What do you do when you have a suicidal patient? Right, you try to talk him out of it. You will call the police if you have to and have him involuntarily hospitalized. When a patient is in crisis they are often unable to think clearly and make good decisions. The response of the social worker is to become directive: in other words, telling the patient what to do.

When it comes to certain behaviors and emotions, we obviously think that our way is the best way and that other people should live according to our way. Life is better than self-imposed death. Happiness is better than unnecessary suffering. Respecting others is better than ripping them off. There are underlying judgments in everything we do as therapists. We are always taking a stand.

There is nothing wrong with exercising good judgment, setting conditional limits on behaviors that are out of control or destructive, and giving directives to people whose mental faculties are clouded. In fact, not to do so would be irresponsible. Not to take a stand means not to think, not to analyze or critique, not even to evaluate or assess.

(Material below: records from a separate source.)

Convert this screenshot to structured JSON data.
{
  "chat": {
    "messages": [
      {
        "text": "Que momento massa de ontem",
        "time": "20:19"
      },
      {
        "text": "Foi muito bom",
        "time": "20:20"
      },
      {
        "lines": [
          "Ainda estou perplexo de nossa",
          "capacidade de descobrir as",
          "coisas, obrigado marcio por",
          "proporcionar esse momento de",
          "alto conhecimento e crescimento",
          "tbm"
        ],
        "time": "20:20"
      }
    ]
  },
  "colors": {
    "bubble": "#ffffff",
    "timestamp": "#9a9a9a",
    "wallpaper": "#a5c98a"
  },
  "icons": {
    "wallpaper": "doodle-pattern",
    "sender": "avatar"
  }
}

Practicing tolerance, non-judgment, and unconditional regard really means that we do not persecute those who are different, that everyone has equal rights, that we do not blame victims or condemn the needy, that we maintain a national allegiance while developing cultural pride and identity. It means that we do not discriminate on the basis of sex, race, age, or religion.

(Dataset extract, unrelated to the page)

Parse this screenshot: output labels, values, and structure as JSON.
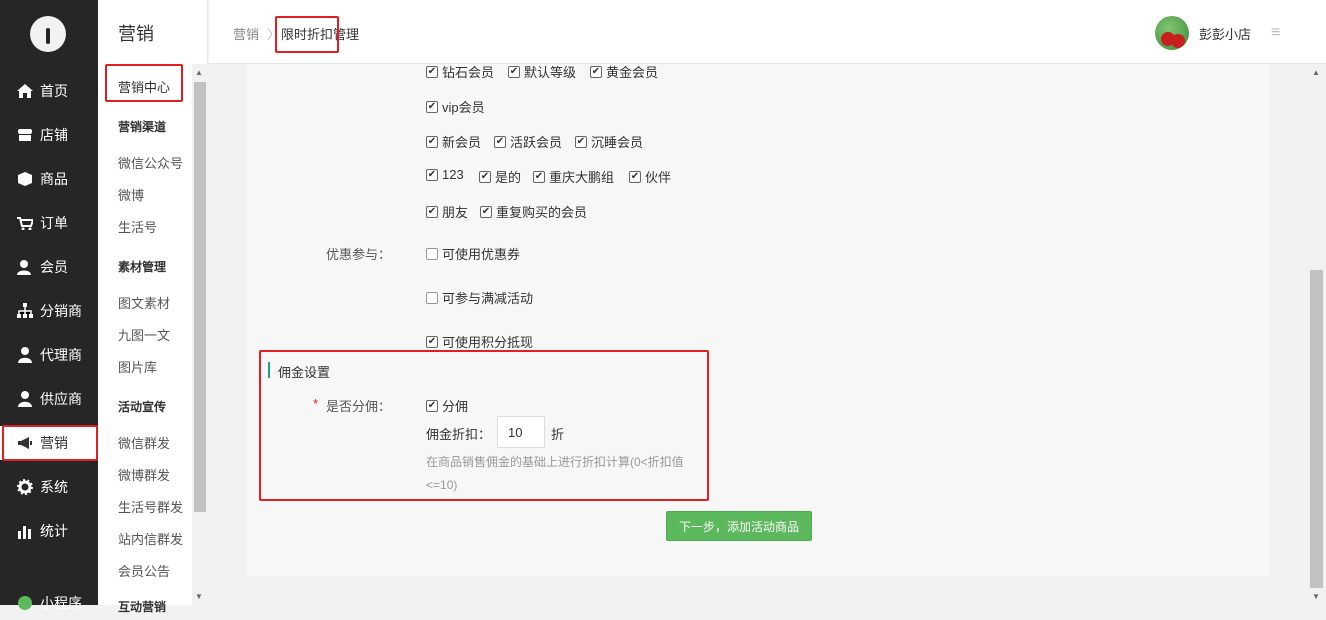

Lately I have begun to read again the classic book on group therapy, The Theory and Practice of Group Psychotherapy, by Irvin D. Yalom. I will close today's topic with an except that begins at the bottom of page 113:

Although no self-respecting therapist likes to consider himself or herself a social reinforcing agent, nevertheless the therapist continuously exerts influence in this manner, unconsciously or deliberately. Therapists may positively reinforce behavior by numerous verbal and nonverbal acts, including nodding, smiling, leaning forward, or offering an interested "mmm" or a direct inquiry for more information.
[End of quote.]

Just because we are social workers, that does not mean we are bland. Quite the contrary, we are role models and constant objects for our patients. They are watching us, studying us, and they can be very sensitive to nuances of eye contact and voice modulation. They know whether or not we care, or if it's just a job and a paycheck. (Written 11/18/02: bibliography available.)

Until we meet again..............stay sane.